Urbanwomen – Aku resign dari pekerjaan karena lingkungan yang sangat toxic. Sekitar tahun 2004 aku ikut suami ke Kalimantan Timur sekitar tahun 2014, belum bekerja. Suami bekerja di tambang batu bara, aku mendaftar pekerjaan dan diterima di sebuah rumah sakit sebagai pegawai honorer.
Awalnya aku tidak ambil pusing pada lingkungan kerja yang tidak sehat. Memasuki tahun kedua aku mulai merasa tidak nyaman. Teman saling menjelekkan, bahkan aku pernah di kambinghitamkan. Karena statusku honorerku, aku jadi ketakutan. Jadi, apapun yang dilakukan senior dan teman lainnya aku berusaha menerimanya.
Memasuki tahun ketiga dan keempat aku masih bertahan sambil menunggu kehamilan. Semakin terlihat betapa tidak sehatnya lingkungan pekerjaanku. Sering ada perbedaan antara senior dan junior, beban pekerjaan tidak sebanding, pembagian jadwal kerja antara senior dan junior juga tidak adil. Tahun kelima, rasanya sudah tidak kuat berada di tempat kerja seperti itu, namun banyak hal yang perlu kupertimbangkan sebelum memutuskan resign. Aku bertahan karena perekonomian keluarga belum stabil, dan aku belum punyai anak.
Sampai di tahun keenam, aku hamil. Beberapa kali aku mendapat sindiran, dianggap malas, lebay. Aku berusaha tidak ambil hati. Kami bekerja di fasilitas kesehatan, seharusnya bisa memperlakukan perempuan hamil dengan baik, tapi itu hanya berlaku bagi pasien.
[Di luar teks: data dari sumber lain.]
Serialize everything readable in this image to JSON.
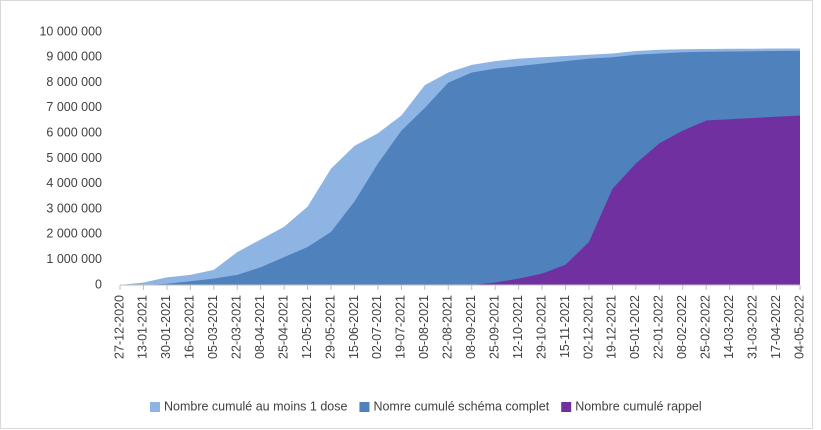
{
  "chart_data": {
    "type": "area",
    "categories": [
      "27-12-2020",
      "13-01-2021",
      "30-01-2021",
      "16-02-2021",
      "05-03-2021",
      "22-03-2021",
      "08-04-2021",
      "25-04-2021",
      "12-05-2021",
      "29-05-2021",
      "15-06-2021",
      "02-07-2021",
      "19-07-2021",
      "05-08-2021",
      "22-08-2021",
      "08-09-2021",
      "25-09-2021",
      "12-10-2021",
      "29-10-2021",
      "15-11-2021",
      "02-12-2021",
      "19-12-2021",
      "05-01-2022",
      "22-01-2022",
      "08-02-2022",
      "25-02-2022",
      "14-03-2022",
      "31-03-2022",
      "17-04-2022",
      "04-05-2022"
    ],
    "series": [
      {
        "name": "Nombre cumulé au moins 1 dose",
        "color": "#8eb4e3",
        "values": [
          0,
          100000,
          300000,
          400000,
          600000,
          1300000,
          1800000,
          2300000,
          3100000,
          4600000,
          5500000,
          6000000,
          6700000,
          7900000,
          8400000,
          8700000,
          8850000,
          8950000,
          9000000,
          9050000,
          9100000,
          9150000,
          9250000,
          9300000,
          9320000,
          9330000,
          9340000,
          9340000,
          9350000,
          9350000
        ]
      },
      {
        "name": "Nomre cumulé schéma complet",
        "color": "#4f81bd",
        "values": [
          0,
          0,
          50000,
          150000,
          250000,
          400000,
          700000,
          1100000,
          1500000,
          2100000,
          3300000,
          4800000,
          6100000,
          7000000,
          8000000,
          8400000,
          8550000,
          8650000,
          8750000,
          8850000,
          8950000,
          9000000,
          9100000,
          9150000,
          9200000,
          9220000,
          9230000,
          9240000,
          9250000,
          9260000
        ]
      },
      {
        "name": "Nombre cumulé rappel",
        "color": "#7030a0",
        "values": [
          0,
          0,
          0,
          0,
          0,
          0,
          0,
          0,
          0,
          0,
          0,
          0,
          0,
          0,
          0,
          0,
          100000,
          250000,
          450000,
          800000,
          1700000,
          3800000,
          4800000,
          5600000,
          6100000,
          6500000,
          6550000,
          6600000,
          6650000,
          6700000
        ]
      }
    ],
    "ylim": [
      0,
      10000000
    ],
    "yticks": [
      0,
      {
        "value": 1000000,
        "label": "1 000 000"
      },
      {
        "value": 2000000,
        "label": "2 000 000"
      },
      {
        "value": 3000000,
        "label": "3 000 000"
      },
      {
        "value": 4000000,
        "label": "4 000 000"
      },
      {
        "value": 5000000,
        "label": "5 000 000"
      },
      {
        "value": 6000000,
        "label": "6 000 000"
      },
      {
        "value": 7000000,
        "label": "7 000 000"
      },
      {
        "value": 8000000,
        "label": "8 000 000"
      },
      {
        "value": 9000000,
        "label": "9 000 000"
      },
      {
        "value": 10000000,
        "label": "10 000 000"
      }
    ],
    "legend": "bottom"
  }
}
Terus-menerus mendapat sindiran ditambah tekanan pekerjaan yang cukup besar, keinginanku untuk resign bertambah kuat. Kepala ruangan sempat menahanku. Setelah anakku lahir aku masuk kerja kembali, tapi hanya bertahan dua hari. Stres sekali waktu itu, sampai ASI-ku tidak lancar. Tepat habis masa kontrak, aku mengajukan resign dan sudah pasrah jika kembali ke Jawa aku tidak mendapatkan pekerjaan atau tidak melanjutkan karir lagi.
Baca Juga: Bukan Tanpa Alasan Tinggal di Lingkungan yang Tenang Memang Idaman
Tiap kali mengalami hal yang tidak mudah, suamikulah yang menjadi support system bersama beberapa teman dekat di kantor. Beruntung aku memiliki suami yang sangat baik, pengertian, dan selalu mendukungku. Aku dan suami saling mencari solusi dari setiap masalah yang kami hadapi. Setelah resign, aku sempat menenangkan diri untuk memulihkan kondisi. Hampir setahun aku tidak bekerja kembali. Kini aku berhasil keluar dari jeratan lingkungan kerja yang toxic dan sudah mendapat pekerjaan baru.
Sebelum resign pertimbangkan hal-hal penting, seperti keuangan dan kesehatan mental. Jika kita sudah mencoba mengatasi beberapa masalah di lingkungan kerja toxic namun tidak ada perubahan dan kita siap untuk resign, tak ada salahnya mewujudkannya. Jangan sampai masalah lingkungan kerja mempengaruhi kehidupanmu.